Jan Josef Horemans se convirtió en un maestro de la Cofradía de San Lucas en Amberes el 10 de febrero 1767 y fue decano del gremio en dos ocasiones (1768-9 y 1775-6). También fue miembro de la Academia de Amberes. En 1788 fue el co-fundador de una sociedad de artistas conocidos como el Genootschap ter aanmoediging der schoone Kunsten ( “Sociedad para el fomento de las bellas artes), conocido bajo su forma corta como el Konstmaatschappij (la ‘Sociedad de Arte’) . Otros fundadores incluyen Hendrik Frans de Cort , Pieter Faes , señorita Herry, Balthasar Paul Ommeganck , Fernando Verhoeven, Hendrik Aarnout Myin, Frans Balthasar Solvyns , Mattheus Ignacio van Bree , María Jacoba Ommeganck , Marten Waefelaerts y muchos otros. El objetivo de la sociedad era proporcionar oportunidades para la promoción y la apreciación de las obras de arte de sus diferentes miembros en un ambiente informal. la primera exposición de la sociedad se llevó a cabo en Amberes en 1789. Horemans renunció como miembro de octubre de 1791, el 10. Fue el maestro de Johan Herman Faber. Murió en Amberes.

Jan Josef Horemans fue un artista flexibles que pintó escenas de género, vistas al puerto, pinturas ecuestres, retratos y naturalezas muertas. Más típico son sus escenas de interiores, pero también pintó una serie de escenas de vendedores que venden sus mercancías. Característico de sus obras son las figuras fuertemente delineados.

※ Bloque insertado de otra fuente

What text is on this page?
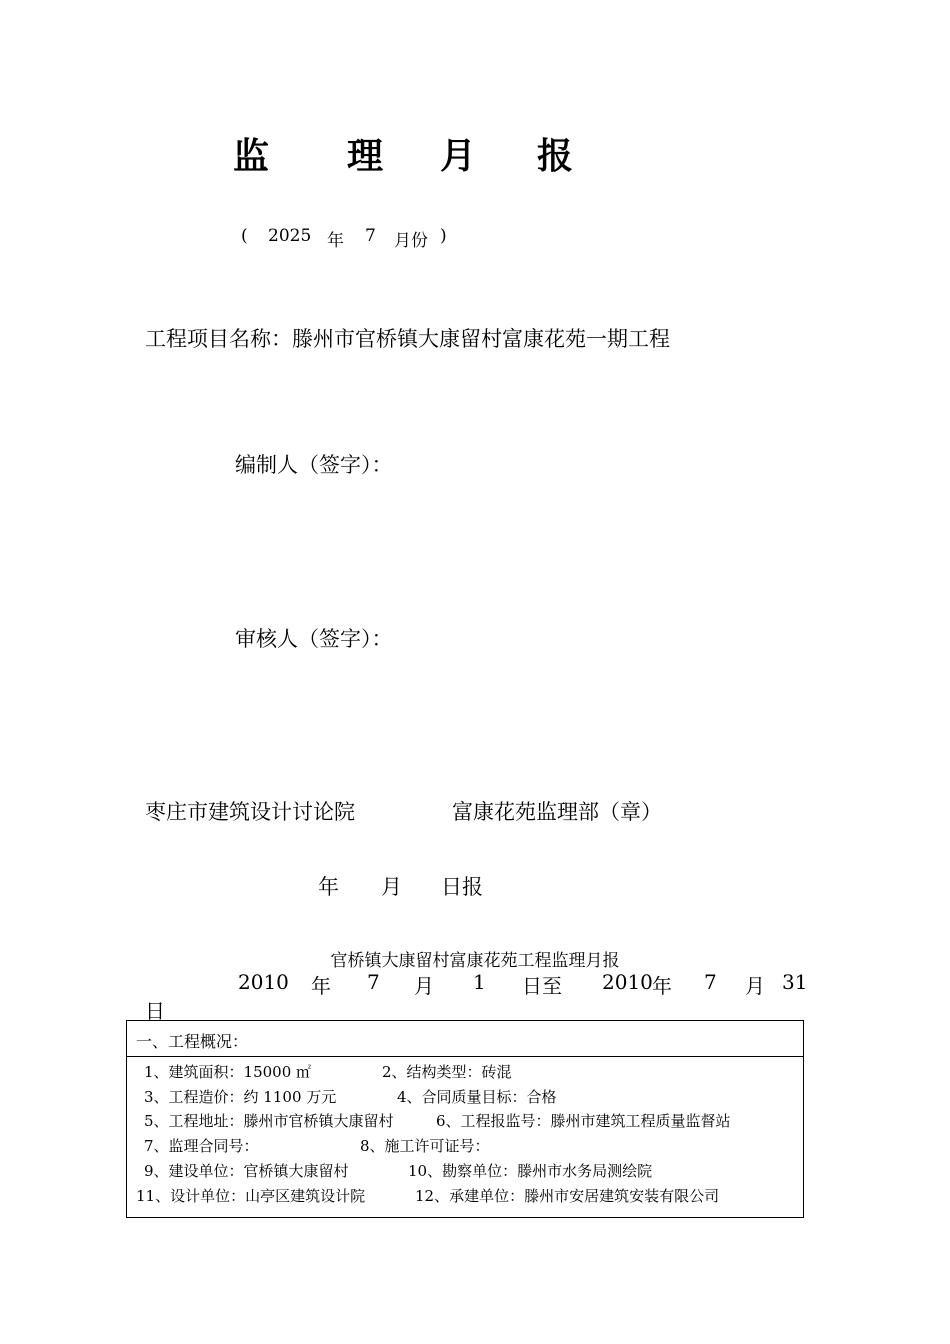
监 理 月 报
( 2025 年 7 月份 )
工程项目名称：滕州市官桥镇大康留村富康花苑一期工程
编制人（签字）：
审核人（签字）：
枣庄市建筑设计讨论院	富康花苑监理部（章）
年 月 日报
官桥镇大康留村富康花苑工程监理月报
2010 年 7 月 1 日至 2010 年 7 月 31
日
一、工程概况：
1、建筑面积：15000 ㎡	2、结构类型：砖混
3、工程造价：约 1100 万元	4、合同质量目标：合格
5、工程地址：滕州市官桥镇大康留村	6、工程报监号：滕州市建筑工程质量监督站
7、监理合同号：	8、施工许可证号：
9、建设单位：官桥镇大康留村	10、勘察单位：滕州市水务局测绘院
11、设计单位：山亭区建筑设计院	12、承建单位：滕州市安居建筑安装有限公司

Sus escenas de género son considerados como la promoción de burgueses virtudes. Continuando los pasos de su padre que recrea la atmósfera de su edad en una multitud de pequeñas pinturas que están gratamente animados y tienen un encanto de antaño. También firmó en la misma forma que su padre, pero su estilo era más distinguido y sensible. Su paleta más ligera le valió el apodo de ‘Le Clair’.